The best decision I made in my career was to ride the 2003 recession in a small catalog company that wrote its own code and wanted to grow. Since they were that small, I had responsibilities that had nothing to do with what people of my experience had to do in big companies. I was making stack and architectural decisions quickly. Since we didn't have an army of people, I had to do infrastructure, project proposals, requirements gathering, database administration, and decisions on stack changes. We just couldn't afford specialists. My pay was not exactly competitive, but when I left for a bigger company, I had major advantages over my coworkers, because I had such a breadth of experience compared to them, pigeonholed in roles that did a lot less, and never had to care about what was good for the business, just doing what the next guy in the totem pole said. Your idea of big bucks might be different from mine, but making over 300k in the Midwest sounds pretty good to me.
And it's not just my story: The rest of the people in that team are all doing extremely well. One is a senior architect in a cloud provider. Another is a pretty big conference speaker. The last one is the top technical gun in a consulting firm.
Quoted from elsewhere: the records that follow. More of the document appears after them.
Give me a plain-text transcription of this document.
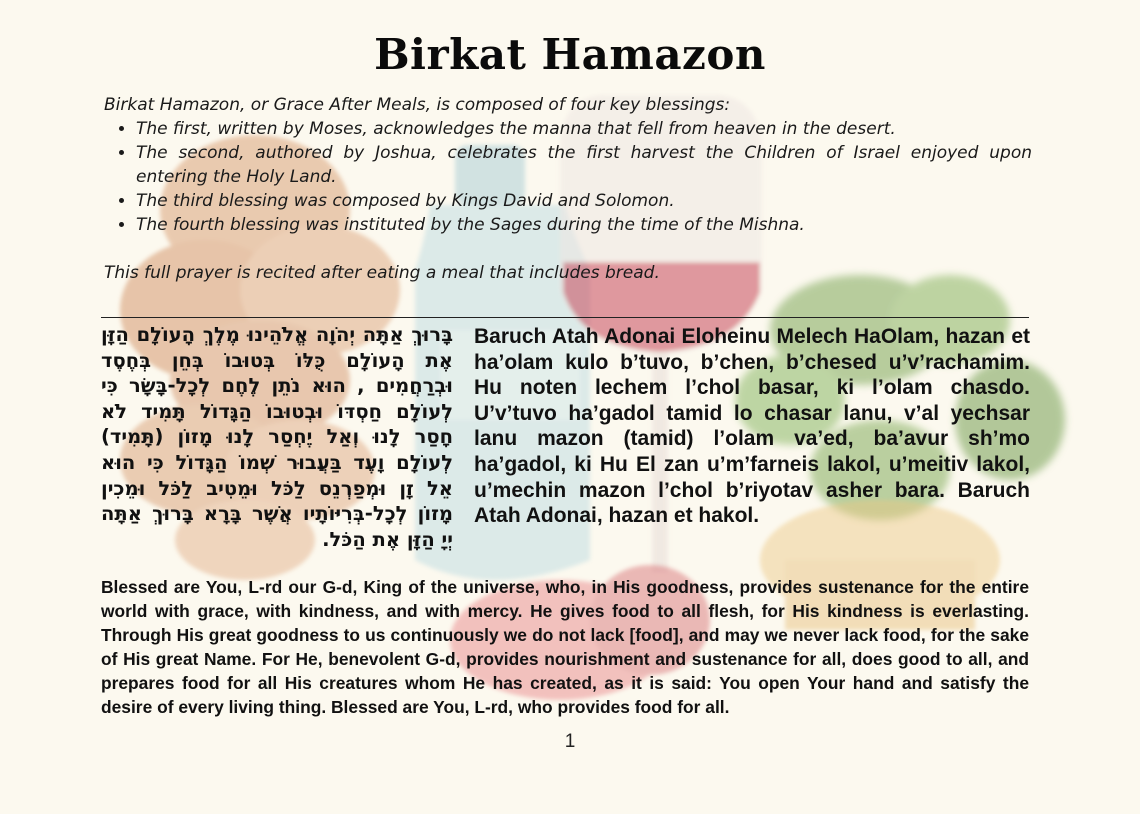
Birkat Hamazon

Birkat Hamazon, or Grace After Meals, is composed of four key blessings:

• The first, written by Moses, acknowledges the manna that fell from heaven in the desert.
• The second, authored by Joshua, celebrates the first harvest the Children of Israel enjoyed upon entering the Holy Land.
• The third blessing was composed by Kings David and Solomon.
• The fourth blessing was instituted by the Sages during the time of the Mishna.

This full prayer is recited after eating a meal that includes bread.

בָּרוּךְ אַתָּה יְהֹוָה אֱלֹהֵינוּ מֶלֶךְ הָעוֹלָם הַזָּן אֶת הָעוֹלָם כֻּלּוֹ בְּטוּבוֹ בְּחֵן בְּחֶסֶד וּבְרַחֲמִים , הוּא נֹתֵן לֶחֶם לְכָל-בָּשָׂר כִּי לְעוֹלָם חַסְדּוֹ וּבְטוּבוֹ הַגָּדוֹל תָּמִיד לֹא חָסַר לָנוּ וְאַל יֶחְסַר לָנוּ מָזוֹן (תָּמִיד) לְעוֹלָם וָעֶד בַּעֲבוּר שְׁמוֹ הַגָּדוֹל כִּי הוּא אֵל זָן וּמְפַרְנֵס לַכֹּל וּמֵטִיב לַכֹּל וּמֵכִין מָזוֹן לְכָל-בְּרִיּוֹתָיו אֲשֶׁר בָּרָא בָּרוּךְ אַתָּה יְיָ הַזָּן אֶת הַכֹּל.
Baruch Atah Adonai Eloheinu Melech HaOlam, hazan et ha’olam kulo b’tuvo, b’chen, b’chesed u’v’rachamim. Hu noten lechem l’chol basar, ki l’olam chasdo. U’v’tuvo ha’gadol tamid lo chasar lanu, v’al yechsar lanu mazon (tamid) l’olam va’ed, ba’avur sh’mo ha’gadol, ki Hu El zan u’m’farneis lakol, u’meitiv lakol, u’mechin mazon l’chol b’riyotav asher bara. Baruch Atah Adonai, hazan et hakol.
Blessed are You, L-rd our G-d, King of the universe, who, in His goodness, provides sustenance for the entire world with grace, with kindness, and with mercy. He gives food to all flesh, for His kindness is everlasting. Through His great goodness to us continuously we do not lack [food], and may we never lack food, for the sake of His great Name. For He, benevolent G-d, provides nourishment and sustenance for all, does good to all, and prepares food for all His creatures whom He has created, as it is said: You open Your hand and satisfy the desire of every living thing. Blessed are You, L-rd, who provides food for all.
1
All my friends that didn't take risks to go for better experience are doing far less interesting work, for far less money.
That said, a startup just makes it easier to get a job that teaches the right things. If all you end up doing is writing a web app in Rails, you might as well do that in a bigger place that pays better. It's not really about the office being cool, or thinking the company has a good chance at making it, but about finding ways to get a competitive advantage over other developers for the long haul.